Comparison of lead adsorption on the aged conventional microplastics, biodegradable microplastics and environmentally-relevant tire wear particles

In this study, the adsorption behavior of lead (Pb(II)) onto environmentally-relevant tire wear particles (TWP) gained by natural weathering and mechanical abrasion, ultraviolet-aged polylactic acid microplastics (UV-PLA), and ultraviolet-aged polystyrene microplastics (UV-PS) was compared to investigate the difference of representative microplastics between the adsorption capacity and mechanism. Our results indicated that the aging processes significantly improved the adsorption capacity to Pb(II), and TWP had the highest adsorption amount, followed the order by UV-PLA, UV-PS, PLA and PS. Electrostatic interaction and complexation of oxygen-containing functional groups played crucial roles in the adsorption of Pb(II) onto UV-PLA, the adsorption mechanisms of UV-PS involved electrostatic interaction, complexation and cation-π interaction, while adsorption of TWP was might dominated by the complexation of surface functional groups and properties of the complex rubber co-polymer. Interestingly, the low concentration of humic acid (HA) most significantly improved adsorption capacity of aged microplastics to Pb(II), otherwise it was severely suppressed at higher concentration of HA. Besides, the adsorption behavior of different binary systems between aged microplastics and suspended sediment to Pb(II) had complicated synergistic or suppressive effects with a concentration-dependent and polymer-dependent trend.
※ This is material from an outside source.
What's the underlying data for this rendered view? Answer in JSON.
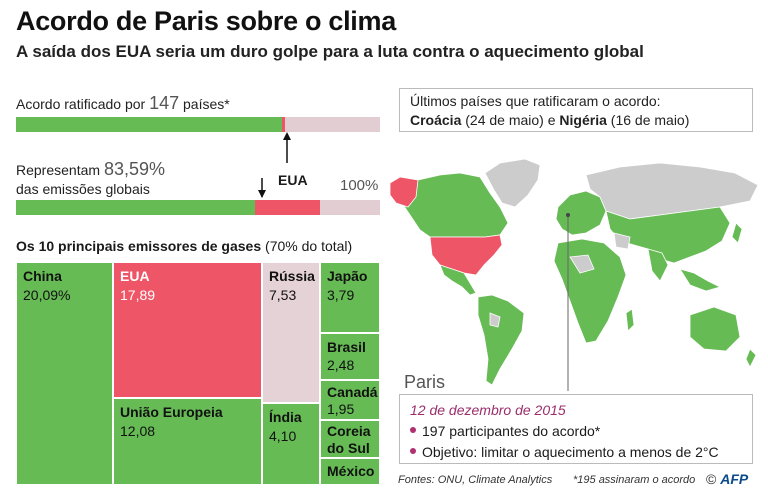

Furthermore, UV-PLA had the far stronger desorption ability of Pb(II) than that of TWP and UV-PS, suggesting that metal-contaminated biodegradable microplastics posed the higher ecological risks to aquatic organisms. Desorption quantity and rates of Pb(II) from aged microplastics in the simulated sediment system were generally higher than those in turbulent water column. Collectively, these findings provide a wide insight into adsorption capacity and mechanisms of metal ions on the representative aged microplastics and the desorption behavior in complex aquatic environments.